# Viewing images from a remote console without X



## dcole (Sep 12, 2014)

Hello,

I have a remote FreeBSD box that I cannot install X on. Is it possible to view image files that are stored on that box in a similar way as I would do X forwarding (ssh -X ) to view the images? I am ssh'd into the box using an Ubuntu system. I saw that there are console image viewers that don't need X, but I can't figure out how  to make this work.

Thanks


----------



## wblock@ (Sep 13, 2014)

How often does this come up?  If it is rare, use scp() to copy the image to the local system and display it there.


----------



## dcole (Sep 13, 2014)

Well I am actually talking about getting the graph images pfstat generated. It may be easier to copy the db down and generate the images but I thought there may be an easy way to spot check them.


----------



## wblock@ (Sep 13, 2014)

Or generate the images there and serve them over HTTP.


----------



## bsdkeith (Sep 13, 2014)

There is/was an app called fbi on Linux, but I don't know if it is usable on FreeBSD.
Edit: Also feh.


----------



## SirDice (Sep 15, 2014)

I'm not sure how well it works but there's sysutils/fusefs-sshfs. This would present you with a virtual filesystem connected to the machine using SSH. Most desktop applications should be able to use it.

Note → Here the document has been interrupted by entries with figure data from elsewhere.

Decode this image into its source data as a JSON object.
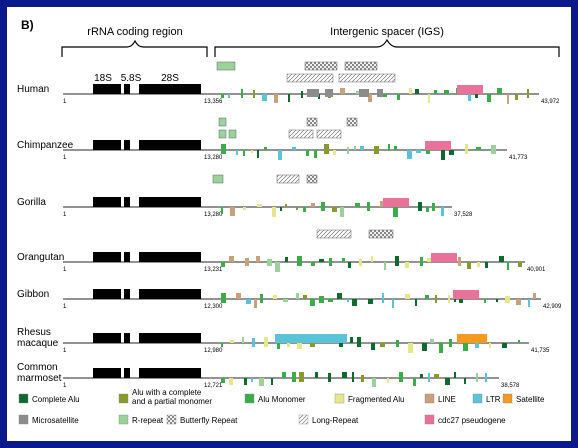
{
  "panel_label": "B)",
  "regions": {
    "coding": "rRNA coding region",
    "spacer": "Intergenic spacer (IGS)"
  },
  "gene_labels": [
    "18S",
    "5.8S",
    "28S"
  ],
  "colors": {
    "complete_alu": "#0e6a2e",
    "alu_partial": "#8a9a2a",
    "alu_monomer": "#3aad48",
    "fragmented_alu": "#e6e68a",
    "line": "#c8a07a",
    "ltr": "#5ac3d8",
    "satellite": "#f39a1f",
    "microsatellite": "#8c8c8c",
    "r_repeat": "#9bd19b",
    "cdc27": "#e8729a",
    "coding_block": "#000000",
    "backbone": "#6e6e6e",
    "panel_bg": "#ffffff",
    "frame_bg": "#0a1a8c"
  },
  "species": [
    {
      "name": "Human",
      "start": "1",
      "boundary": "13,356",
      "end": "43,972"
    },
    {
      "name": "Chimpanzee",
      "start": "1",
      "boundary": "13,280",
      "end": "41,773"
    },
    {
      "name": "Gorilla",
      "start": "1",
      "boundary": "13,280",
      "end": "37,528"
    },
    {
      "name": "Orangutan",
      "start": "1",
      "boundary": "13,231",
      "end": "40,901"
    },
    {
      "name": "Gibbon",
      "start": "1",
      "boundary": "12,300",
      "end": "42,909"
    },
    {
      "name": "Rhesus\nmacaque",
      "start": "1",
      "boundary": "12,980",
      "end": "41,735"
    },
    {
      "name": "Common\nmarmoset",
      "start": "1",
      "boundary": "12,721",
      "end": "38,578"
    }
  ],
  "legend": [
    {
      "key": "complete_alu",
      "label": "Complete Alu",
      "fill": "#0e6a2e"
    },
    {
      "key": "alu_partial",
      "label": "Alu with a complete\nand a partial monomer",
      "fill": "#8a9a2a"
    },
    {
      "key": "alu_monomer",
      "label": "Alu Monomer",
      "fill": "#3aad48"
    },
    {
      "key": "fragmented_alu",
      "label": "Fragmented Alu",
      "fill": "#e6e68a"
    },
    {
      "key": "line",
      "label": "LINE",
      "fill": "#c8a07a"
    },
    {
      "key": "ltr",
      "label": "LTR",
      "fill": "#5ac3d8"
    },
    {
      "key": "satellite",
      "label": "Satellite",
      "fill": "#f39a1f"
    },
    {
      "key": "microsatellite",
      "label": "Microsatellite",
      "fill": "#8c8c8c"
    },
    {
      "key": "r_repeat",
      "label": "R-repeat",
      "fill": "#9bd19b"
    },
    {
      "key": "butterfly",
      "label": "Butterfly Repeat",
      "fill": "pattern-crosshatch"
    },
    {
      "key": "long_repeat",
      "label": "Long-Repeat",
      "fill": "pattern-diagonal"
    },
    {
      "key": "cdc27",
      "label": "cdc27 pseudogene",
      "fill": "#e8729a"
    }
  ]
}
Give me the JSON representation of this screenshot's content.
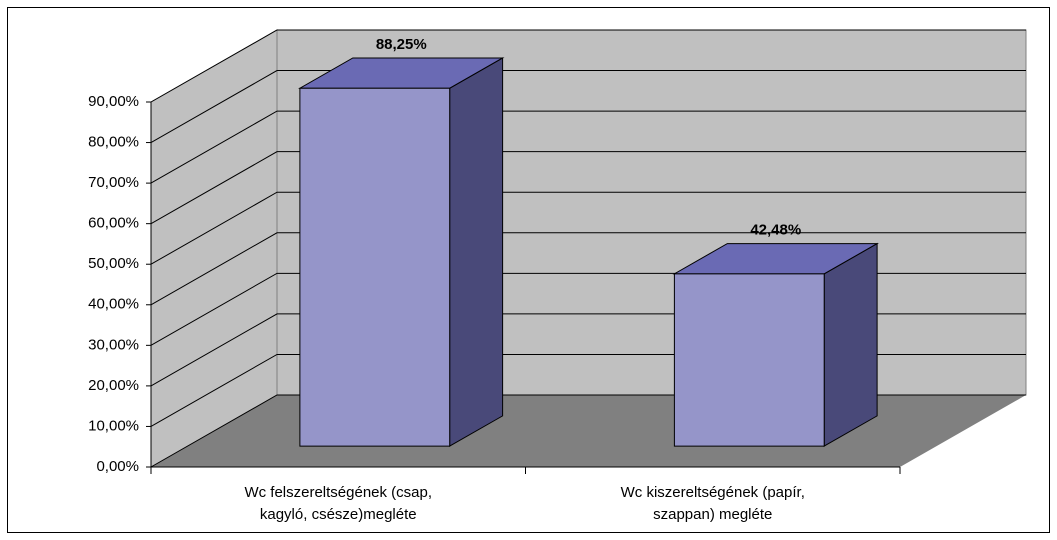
{
  "chart_data": {
    "type": "bar3d",
    "categories": [
      [
        "Wc felszereltségének (csap,",
        "kagyló, csésze)megléte"
      ],
      [
        "Wc  kiszereltségének (papír,",
        "szappan) megléte"
      ]
    ],
    "values": [
      88.25,
      42.48
    ],
    "value_labels": [
      "88,25%",
      "42,48%"
    ],
    "colors": {
      "front": "#9595c9",
      "top": "#6a6ab4",
      "side": "#494979",
      "wall": "#c0c0c0",
      "floor": "#808080"
    },
    "ylim": [
      0,
      90
    ],
    "yticks": [
      {
        "value": 0,
        "label": "0,00%"
      },
      {
        "value": 10,
        "label": "10,00%"
      },
      {
        "value": 20,
        "label": "20,00%"
      },
      {
        "value": 30,
        "label": "30,00%"
      },
      {
        "value": 40,
        "label": "40,00%"
      },
      {
        "value": 50,
        "label": "50,00%"
      },
      {
        "value": 60,
        "label": "60,00%"
      },
      {
        "value": 70,
        "label": "70,00%"
      },
      {
        "value": 80,
        "label": "80,00%"
      },
      {
        "value": 90,
        "label": "90,00%"
      }
    ],
    "grid": true
  }
}
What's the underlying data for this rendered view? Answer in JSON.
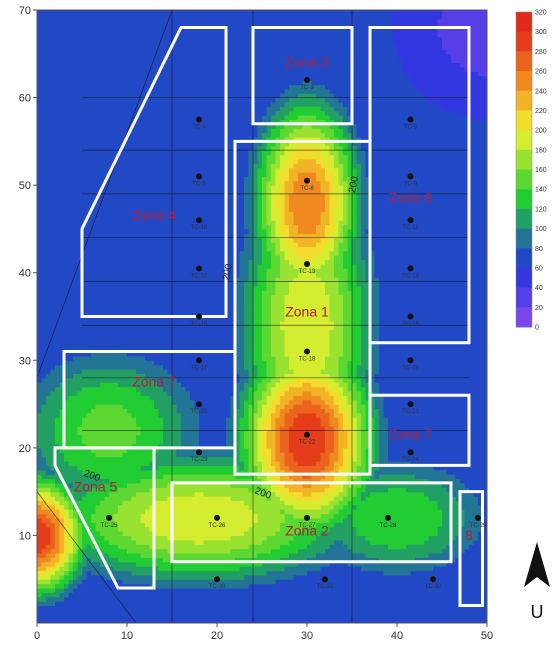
{
  "map": {
    "x_axis": {
      "min": 0,
      "max": 50,
      "ticks": [
        0,
        10,
        20,
        30,
        40,
        50
      ]
    },
    "y_axis": {
      "min": 0,
      "max": 70,
      "ticks": [
        10,
        20,
        30,
        40,
        50,
        60,
        70
      ]
    },
    "colors": {
      "low": "#8a4af0",
      "blue": "#2233dd",
      "green": "#22cc33",
      "yellow": "#f2f230",
      "orange": "#f08a20",
      "high": "#e22a1a",
      "zone_border": "#ffffff"
    },
    "hotspots": [
      {
        "x": 30,
        "y": 21,
        "value": 300,
        "sx": 5.5,
        "sy": 8
      },
      {
        "x": 30,
        "y": 48,
        "value": 260,
        "sx": 4.5,
        "sy": 9
      },
      {
        "x": 30,
        "y": 34,
        "value": 200,
        "sx": 6,
        "sy": 14
      },
      {
        "x": 18,
        "y": 12,
        "value": 200,
        "sx": 14,
        "sy": 6
      },
      {
        "x": 0,
        "y": 10,
        "value": 300,
        "sx": 4,
        "sy": 5
      },
      {
        "x": 8,
        "y": 22,
        "value": 150,
        "sx": 9,
        "sy": 8
      },
      {
        "x": 40,
        "y": 12,
        "value": 140,
        "sx": 9,
        "sy": 6
      }
    ],
    "zones": [
      {
        "name": "Zona 1",
        "polygon": [
          [
            22,
            17
          ],
          [
            37,
            17
          ],
          [
            37,
            55
          ],
          [
            22,
            55
          ]
        ],
        "label_at": [
          30,
          35
        ]
      },
      {
        "name": "Zona 2",
        "polygon": [
          [
            15,
            7
          ],
          [
            46,
            7
          ],
          [
            46,
            16
          ],
          [
            15,
            16
          ]
        ],
        "label_at": [
          30,
          10
        ]
      },
      {
        "name": "Zona 3",
        "polygon": [
          [
            24,
            57
          ],
          [
            35,
            57
          ],
          [
            35,
            68
          ],
          [
            24,
            68
          ]
        ],
        "label_at": [
          30,
          63.5
        ]
      },
      {
        "name": "Zona 4",
        "polygon": [
          [
            5,
            35
          ],
          [
            21,
            35
          ],
          [
            21,
            68
          ],
          [
            16,
            68
          ],
          [
            5,
            45
          ]
        ],
        "label_at": [
          13,
          46
        ]
      },
      {
        "name": "Zona 5",
        "polygon": [
          [
            2,
            20
          ],
          [
            13,
            20
          ],
          [
            13,
            4
          ],
          [
            9,
            4
          ],
          [
            2,
            18
          ]
        ],
        "label_at": [
          6.5,
          15
        ]
      },
      {
        "name": "Zona 6",
        "polygon": [
          [
            37,
            32
          ],
          [
            48,
            32
          ],
          [
            48,
            68
          ],
          [
            37,
            68
          ]
        ],
        "label_at": [
          41.5,
          48
        ]
      },
      {
        "name": "Zona 7",
        "polygon": [
          [
            3,
            20
          ],
          [
            22,
            20
          ],
          [
            22,
            31
          ],
          [
            3,
            31
          ]
        ],
        "label_at": [
          13,
          27
        ]
      },
      {
        "name": "Zona 7",
        "polygon": [
          [
            37,
            18
          ],
          [
            48,
            18
          ],
          [
            48,
            26
          ],
          [
            37,
            26
          ]
        ],
        "label_at": [
          41.5,
          21
        ]
      },
      {
        "name": "8",
        "polygon": [
          [
            47,
            2
          ],
          [
            49.5,
            2
          ],
          [
            49.5,
            15
          ],
          [
            47,
            15
          ]
        ],
        "label_at": [
          48,
          9.5
        ]
      }
    ],
    "wells": [
      {
        "label": "TC-3",
        "x": 30,
        "y": 62
      },
      {
        "label": "TC-4",
        "x": 18,
        "y": 57.5
      },
      {
        "label": "TC-5",
        "x": 41.5,
        "y": 57.5
      },
      {
        "label": "TC-6",
        "x": 18,
        "y": 51
      },
      {
        "label": "TC-8",
        "x": 30,
        "y": 50.5
      },
      {
        "label": "TC-9",
        "x": 41.5,
        "y": 51
      },
      {
        "label": "TC-10",
        "x": 18,
        "y": 46
      },
      {
        "label": "TC-11",
        "x": 41.5,
        "y": 46
      },
      {
        "label": "TC-12",
        "x": 18,
        "y": 40.5
      },
      {
        "label": "TC-13",
        "x": 30,
        "y": 41
      },
      {
        "label": "TC-14",
        "x": 41.5,
        "y": 40.5
      },
      {
        "label": "TC-15",
        "x": 18,
        "y": 35
      },
      {
        "label": "TC-16",
        "x": 41.5,
        "y": 35
      },
      {
        "label": "TC-17",
        "x": 18,
        "y": 30
      },
      {
        "label": "TC-18",
        "x": 30,
        "y": 31
      },
      {
        "label": "TC-19",
        "x": 41.5,
        "y": 30
      },
      {
        "label": "TC-20",
        "x": 18,
        "y": 25
      },
      {
        "label": "TC-21",
        "x": 41.5,
        "y": 25
      },
      {
        "label": "TC-22",
        "x": 30,
        "y": 21.5
      },
      {
        "label": "TC-23",
        "x": 18,
        "y": 19.5
      },
      {
        "label": "TC-24",
        "x": 41.5,
        "y": 19.5
      },
      {
        "label": "TC-25",
        "x": 8,
        "y": 12
      },
      {
        "label": "TC-26",
        "x": 20,
        "y": 12
      },
      {
        "label": "TC-27",
        "x": 30,
        "y": 12
      },
      {
        "label": "TC-28",
        "x": 39,
        "y": 12
      },
      {
        "label": "TC-29",
        "x": 49,
        "y": 12
      },
      {
        "label": "TC-30",
        "x": 20,
        "y": 5
      },
      {
        "label": "TC-31",
        "x": 32,
        "y": 5
      },
      {
        "label": "TC-32",
        "x": 44,
        "y": 5
      }
    ],
    "contour_labels": [
      {
        "text": "200",
        "x": 35.5,
        "y": 50,
        "angle": -80
      },
      {
        "text": "200",
        "x": 21.5,
        "y": 40,
        "angle": -80
      },
      {
        "text": "200",
        "x": 25,
        "y": 14.5,
        "angle": 20
      },
      {
        "text": "200",
        "x": 6,
        "y": 16.5,
        "angle": 20
      }
    ],
    "legend": {
      "values": [
        0,
        20,
        40,
        60,
        80,
        100,
        120,
        140,
        160,
        180,
        200,
        220,
        240,
        260,
        280,
        300,
        320
      ]
    },
    "north": {
      "label": "U"
    }
  }
}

A lot trickier to do is to tunnel NFS over SSH. But that's going to get messy fast as NFS uses quite a few ports and a lot of them are dynamic. Not entirely impossible but it does require quite a bit of fiddling to get it to work reliably.


----------



## dcole (Sep 15, 2014)

Thank you for the ideas. I think I have a workable solution using fusefs which I like because we already had SFTP allowed.


----------